Андрей пожал плечами, повернулся к двери.
— Стой!
— Слушаю, государь, — развернувшись, склонил голову Зверев.
— Вспомнил! Ргада, и списки Троицкие. По Ярославову уложению, когда человека русского коли судят, то из горожан, али общины, али из людей, что на суд княжий собрались, двенадцать мужей выбирается, и они по обычаю и умыслу своему решают, виновен в грехе обвиненный али нет, — довольно улыбнулся Иоанн. — Я знал, я сразу вспомнил, что читал о чем-то похожем! Обычай сей столь хорош иноземным гостям казался, что многие народы его от русичей переняли. А мы забыли. Ты знал о сем уложении, что в Русской Правде упомянуто? А коли так, боярин, то почему двух выборных предложил?
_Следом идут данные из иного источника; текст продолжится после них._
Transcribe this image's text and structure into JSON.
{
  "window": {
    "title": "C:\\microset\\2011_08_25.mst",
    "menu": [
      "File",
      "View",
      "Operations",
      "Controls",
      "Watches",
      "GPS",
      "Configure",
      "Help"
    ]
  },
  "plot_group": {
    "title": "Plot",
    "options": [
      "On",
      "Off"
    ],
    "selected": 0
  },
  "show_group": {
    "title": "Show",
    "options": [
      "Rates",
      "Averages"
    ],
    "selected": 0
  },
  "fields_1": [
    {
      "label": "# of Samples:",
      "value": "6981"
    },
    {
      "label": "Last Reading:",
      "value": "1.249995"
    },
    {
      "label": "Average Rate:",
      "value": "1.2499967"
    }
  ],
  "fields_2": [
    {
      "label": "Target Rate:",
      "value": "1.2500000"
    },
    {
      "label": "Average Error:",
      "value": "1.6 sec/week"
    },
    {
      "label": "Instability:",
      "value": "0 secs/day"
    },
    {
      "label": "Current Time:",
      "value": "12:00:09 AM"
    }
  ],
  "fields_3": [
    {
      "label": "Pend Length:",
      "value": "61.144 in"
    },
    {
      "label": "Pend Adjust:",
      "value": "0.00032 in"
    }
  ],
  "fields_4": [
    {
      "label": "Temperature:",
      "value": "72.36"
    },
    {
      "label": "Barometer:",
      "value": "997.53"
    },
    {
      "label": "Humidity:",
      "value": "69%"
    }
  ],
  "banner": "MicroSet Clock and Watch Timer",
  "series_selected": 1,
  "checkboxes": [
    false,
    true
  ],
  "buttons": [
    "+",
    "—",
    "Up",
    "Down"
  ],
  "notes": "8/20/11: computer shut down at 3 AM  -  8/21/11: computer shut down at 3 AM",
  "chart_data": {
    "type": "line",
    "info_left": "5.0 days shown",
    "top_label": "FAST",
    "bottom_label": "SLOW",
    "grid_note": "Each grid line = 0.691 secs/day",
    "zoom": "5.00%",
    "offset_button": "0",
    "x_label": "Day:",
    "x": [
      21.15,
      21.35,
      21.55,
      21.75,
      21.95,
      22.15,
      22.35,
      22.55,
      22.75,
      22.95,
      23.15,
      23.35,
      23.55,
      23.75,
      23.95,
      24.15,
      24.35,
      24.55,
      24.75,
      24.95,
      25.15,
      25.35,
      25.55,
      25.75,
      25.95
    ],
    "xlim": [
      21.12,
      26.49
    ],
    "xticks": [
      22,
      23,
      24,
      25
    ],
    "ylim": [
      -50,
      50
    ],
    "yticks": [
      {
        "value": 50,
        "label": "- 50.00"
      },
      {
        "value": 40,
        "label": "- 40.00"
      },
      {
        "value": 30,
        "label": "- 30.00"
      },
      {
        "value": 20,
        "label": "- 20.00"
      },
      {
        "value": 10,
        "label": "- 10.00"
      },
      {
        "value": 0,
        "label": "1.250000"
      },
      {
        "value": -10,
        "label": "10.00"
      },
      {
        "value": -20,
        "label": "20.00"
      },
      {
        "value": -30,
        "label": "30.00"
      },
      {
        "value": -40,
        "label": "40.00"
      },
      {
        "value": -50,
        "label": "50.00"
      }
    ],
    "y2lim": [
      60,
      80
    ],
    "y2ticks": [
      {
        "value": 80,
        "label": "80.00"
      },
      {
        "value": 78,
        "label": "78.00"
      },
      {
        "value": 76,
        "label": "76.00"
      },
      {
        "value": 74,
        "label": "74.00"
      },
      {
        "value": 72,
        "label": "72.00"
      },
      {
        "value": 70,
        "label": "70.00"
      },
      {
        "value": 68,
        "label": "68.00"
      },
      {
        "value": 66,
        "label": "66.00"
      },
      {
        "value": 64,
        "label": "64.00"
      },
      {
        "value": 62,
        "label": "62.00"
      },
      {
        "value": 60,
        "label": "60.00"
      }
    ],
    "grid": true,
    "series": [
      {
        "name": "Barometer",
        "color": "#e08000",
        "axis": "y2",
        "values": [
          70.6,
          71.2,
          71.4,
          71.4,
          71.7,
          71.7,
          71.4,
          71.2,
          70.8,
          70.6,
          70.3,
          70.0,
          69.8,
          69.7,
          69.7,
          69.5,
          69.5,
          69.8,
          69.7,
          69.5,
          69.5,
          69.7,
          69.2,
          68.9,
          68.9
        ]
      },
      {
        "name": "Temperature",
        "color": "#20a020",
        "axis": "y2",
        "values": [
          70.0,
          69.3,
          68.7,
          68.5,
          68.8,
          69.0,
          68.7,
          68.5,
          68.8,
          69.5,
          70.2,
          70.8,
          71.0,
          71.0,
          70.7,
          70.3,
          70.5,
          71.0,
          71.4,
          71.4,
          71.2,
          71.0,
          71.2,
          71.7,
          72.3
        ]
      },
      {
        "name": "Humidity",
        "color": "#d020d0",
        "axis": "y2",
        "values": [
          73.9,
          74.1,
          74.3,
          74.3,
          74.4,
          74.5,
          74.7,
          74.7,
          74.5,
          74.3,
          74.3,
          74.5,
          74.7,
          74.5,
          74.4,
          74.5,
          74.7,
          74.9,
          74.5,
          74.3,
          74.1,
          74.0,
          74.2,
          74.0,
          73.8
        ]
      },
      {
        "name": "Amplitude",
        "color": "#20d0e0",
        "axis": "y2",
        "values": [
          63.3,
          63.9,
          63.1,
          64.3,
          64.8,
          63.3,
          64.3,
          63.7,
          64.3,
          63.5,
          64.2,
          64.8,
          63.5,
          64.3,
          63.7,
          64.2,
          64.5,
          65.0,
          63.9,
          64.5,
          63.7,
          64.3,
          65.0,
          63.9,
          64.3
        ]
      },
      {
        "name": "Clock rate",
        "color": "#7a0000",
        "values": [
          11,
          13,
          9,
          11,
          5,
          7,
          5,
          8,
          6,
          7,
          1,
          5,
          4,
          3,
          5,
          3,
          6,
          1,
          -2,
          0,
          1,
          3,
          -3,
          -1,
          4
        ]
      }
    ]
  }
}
— Разные времена, разные нравы, — пожал плечами Андрей. — Когда на землю беда приходит, про красивые и справедливые законы забывают быстро. Вспоминают про решения скорые и решительные. Нет в войну судов, в войну сразу трибуналы появляются. Взяли преступника, оценили, да тут же и приговор в исполнение привели. А коли на месте душегуба или татя поймали — так и без суда кишки его на плетень намотать не грешно. Покусился на чужое — так пусть хозяин и решает, как с тобой поступить. Но то, ежели пойман. А не пойман — тут уж суд пусть решает, виновен грешник али ты напраслину на него возводишь. Да и то… Коли в стране анархию сотворить предатели хотят, коли измена, переворот и бунт грозит — любой правитель враз про чрезвычайные тройки вспомнит. Трепало Русь нашу последние века сильно. То татары, то крестоносцы, то ляхи голову поднимают, то варяги у берегов шастают. Меч в ножны сунуть некогда. Какие уж тут суды долгие и придирчивые? Время военное: как князь на скору руку решил, так тому и быть.